The loss of tenant revenues impacts the ability of ownership to pay their own real estate related expenses. Real estate taxes are typically a significant expense line item for income producing properties, typically exceeding ten or more percent of gross rental revenues. Where rent and related revenues are significantly impacted, owners, landlords and managers should consider strategies to reduce real estate tax expenses in the effort to weather the COVID 19 storm.
Commercial property owners should consider a 2021 property tax appeal to reduce property expenses.
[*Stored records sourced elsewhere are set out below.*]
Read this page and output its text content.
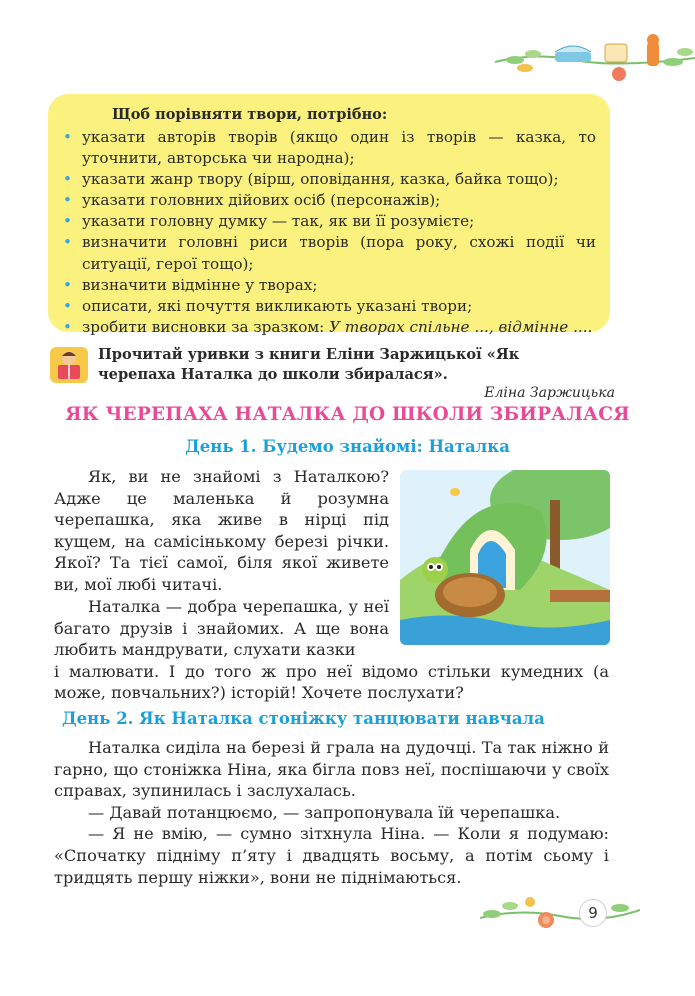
Щоб порівняти твори, потрібно:
• указати авторів творів (якщо один із творів — казка, то уточнити, авторська чи народна);
• указати жанр твору (вірш, оповідання, казка, байка тощо);
• указати головних дійових осіб (персонажів);
• указати головну думку — так, як ви її розумієте;
• визначити головні риси творів (пора року, схожі події чи ситуації, герої тощо);
• визначити відмінне у творах;
• описати, які почуття викликають указані твори;
• зробити висновки за зразком: У творах спільне ..., відмінне ....
Прочитай уривки з книги Еліни Заржицької «Як черепаха Наталка до школи збиралася».
Еліна Заржицька
ЯК ЧЕРЕПАХА НАТАЛКА ДО ШКОЛИ ЗБИРАЛАСЯ
День 1. Будемо знайомі: Наталка

Як, ви не знайомі з Наталкою? Адже це маленька й розумна черепашка, яка живе в нірці під кущем, на самісінькому березі річки. Якої? Та тієї самої, біля якої живете ви, мої любі читачі.

Наталка — добра черепашка, у неї багато друзів і знайомих. А ще вона любить мандрувати, слухати казки
і малювати. І до того ж про неї відомо стільки кумедних (а може, повчальних?) історій! Хочете послухати?
День 2. Як Наталка стоніжку танцювати навчала

Наталка сиділа на березі й грала на дудочці. Та так ніжно й гарно, що стоніжка Ніна, яка бігла повз неї, поспішаючи у своїх справах, зупинилась і заслухалась.

— Давай потанцюємо, — запропонувала їй черепашка.

— Я не вмію, — сумно зітхнула Ніна. — Коли я подумаю: «Спочатку підніму п’яту і двадцять восьму, а потім сьому і тридцять першу ніжки», вони не піднімаються.

9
Real estate tax assessments in Pennsylvania are directly based on property values. County assessment offices will be re-certifying real estate tax assessments for tax year 2021 over the next few months. Property owners who believe their property may be impacted by the Covid crisis such that the current assessment overstates the actual fair market value of the property should consider filing an appeal for 2021.as part of the2021 re-certification process. Most Pennsylvania counties have appeal deadlines for 2021 of between late July and September 1. If you do not file a 2021 appeal by the upcoming deadline, your right to challenge the assessment for 2021 is permanently lost. For important dates regarding appeals in Delaware County PA, see Real Estate Attorney, Stephen Zaffuto’s breakdown.
In conclusion, if you are the owner, landlord, or property manager of a retail, hotel, office, apartment, or similar income producing property, and you have experienced or expect to experience a significant loss in rental and related revenues generated at or by your property as a result of the coronavirus pandemic, you should consider filing a real estate assessment appeal for Tax Year 2021.